Мы выехали на шоссе и бричка затряслась на выбоинах, лязгали железные обода колес, стали появляться люди, мы проезжали мимо них, они шли по тропке, один в фуражке, другой в шляпе, дальше — воз с узлами, со всем чьим-то скарбом — полз вслед за ними, а дальше какая-то женщина задержала нас, став посреди шоссе, а когда она подошла, то под платком, какой обычно носят бабы, я увидал довольно тонкое лицо, из-под укороченной черной шелковой юбки виднелись громадные — из-за мужских сапог — ноги, глубокое, бальное или вечернее, элегантное декольте, а в руках — что-то завернутое в газету — она замахала свертком — хотела что-то сказать, но сжала губы, снова хотела заговорить, но махнула рукой, отпрянула и встала на дороге, мы проехали мимо. Кароль рассмеялся. Наконец мы, ужасно гремя и подскакивая на булыжниках, от чего аж щеки тряслись, добрались до Островца, миновали немецкие посты перед фабрикой; городок был все тем же, что и раньше, совершенно тем же, эти нагромождения и трубы больших фабричных печей, фабричная стена, потом — мост на Каменной и железнодорожное полотно и главная улица, ведущая на рыночную площадь, на углу кафе Малиновского. Разве что чувствовалась какая-то пустота, а точнее — не было видно евреев. А в общем, на улицах было довольно многолюдно, движение кое-где даже оживленное; там баба выбрасывает мусор за порог, здесь кто-то идет с толстой веревкой под мышкой, перед продуктовым магазином скопление, а мальчишка камнем метит в сидящего на трубе воробья. Мы купили керосину, сделали еще несколько дел и как можно быстрее покинули этот странный Островец, и перевели дух только тогда, когда бричку снова приняла на свое мягкое лоно земля обычной грунтовой дороги. Но что делал Фридерик? Чем занимался там, предоставленный сам себе? Спал? Сидел? Ходил? Я ведь знал его скрупулезную корректность, я знал, что если он сидит, то с соблюдением всех правил предосторожности, но несмотря на

это, все-таки меня мучило то, что я не знаю, чем конкретно он был занят. Когда по приезде в Повурную мы с Каролем присоединились к запоздавшему обеду, его не было, а пани Мария сказала нам, что он рыхлит землю на огороде… Что? Он делает грядки? — Я боюсь, что… ему вероятно скучно у нас, — прибавила она не без огорчения, как будто речь шла о госте с довоенного времени, пришел и Иполит, чтобы мне сообщить:

— Твой приятель на огороде… рыхлит, понял.

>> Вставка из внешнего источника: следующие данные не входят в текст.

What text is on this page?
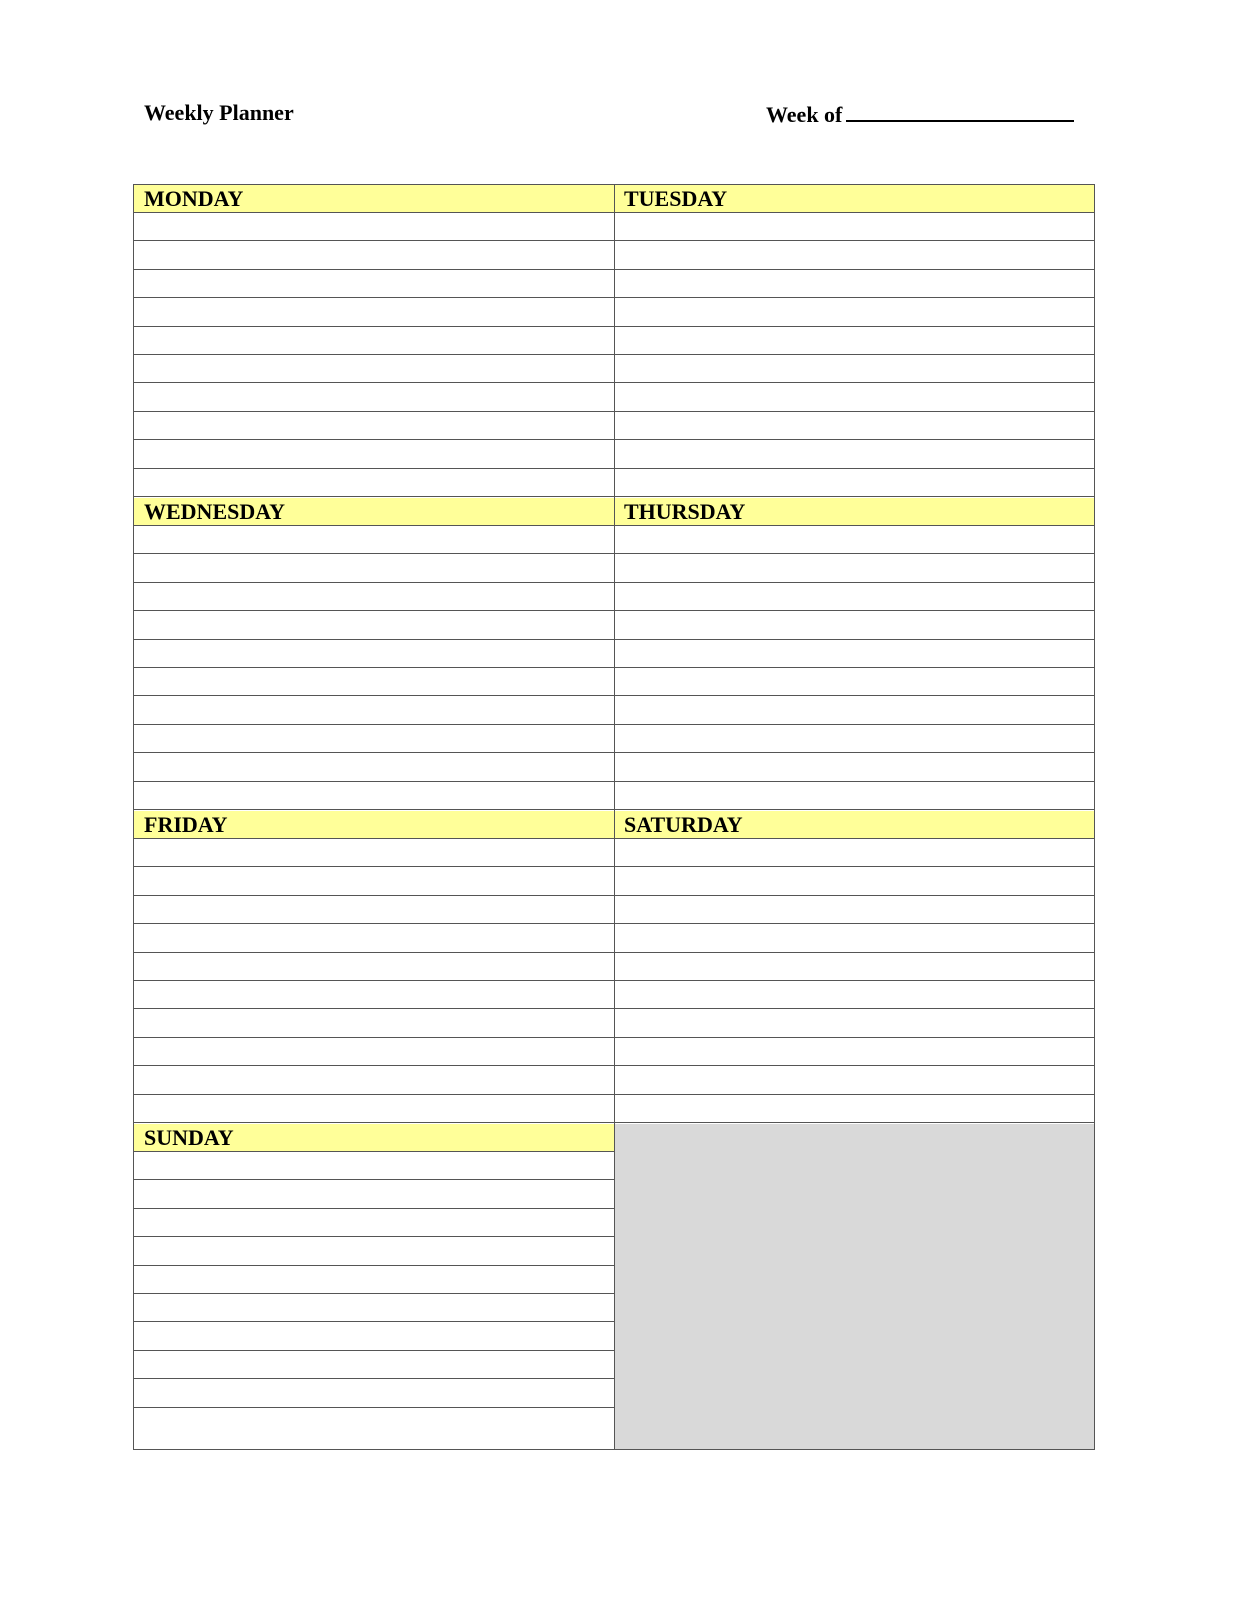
Weekly Planner	Week of
MONDAY	TUESDAY
WEDNESDAY	THURSDAY
FRIDAY	SATURDAY
SUNDAY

Он был застенчив, несчастен и беспомощен, и что-то в его голосе говорило, что этот человек становится ему в тягость. Я пошел к Фридерику. Завидев меня, он отложил тяпку и спросил со свойственной ему обходительностью, как удалась поездка… а затем, отведя взгляд в сторону, в осторожных словах выразил мысль о возвращении в Варшаву, потому что, в конце концов, здесь мы не очень-то и нужны, а так надолго оставлять нашу варшавскую торговлишку — хорошим не кончится, да, собственно говоря, и поездка наша не совсем продумана, так может лучше собрать манатки… Он прокладывал в себе дорогу для этого решения, постепенно делал его все более ощутимым, приучал к нему… меня, себя, стоящие вокруг деревья. Как считаешь? Потому что, с другой стороны, в деревне все равно лучше… но… можно ведь и завтра выехать? Неожиданно его вопросы зазвучали понуждающе, и я понял: из моего ответа он хотел узнать, успел ли я поговорить с Каролем; он догадывался, что я должен был его прощупать, а теперь ему надо было знать, осталась ли у него хоть тень надежды, что невесту Вацлава когда-нибудь обнимут мальчишеские руки Кароля! А мне вместе с тем он по секрету сообщал, что ничего из того, что ему известно, что он разузнал, не дает основания для таких иллюзий.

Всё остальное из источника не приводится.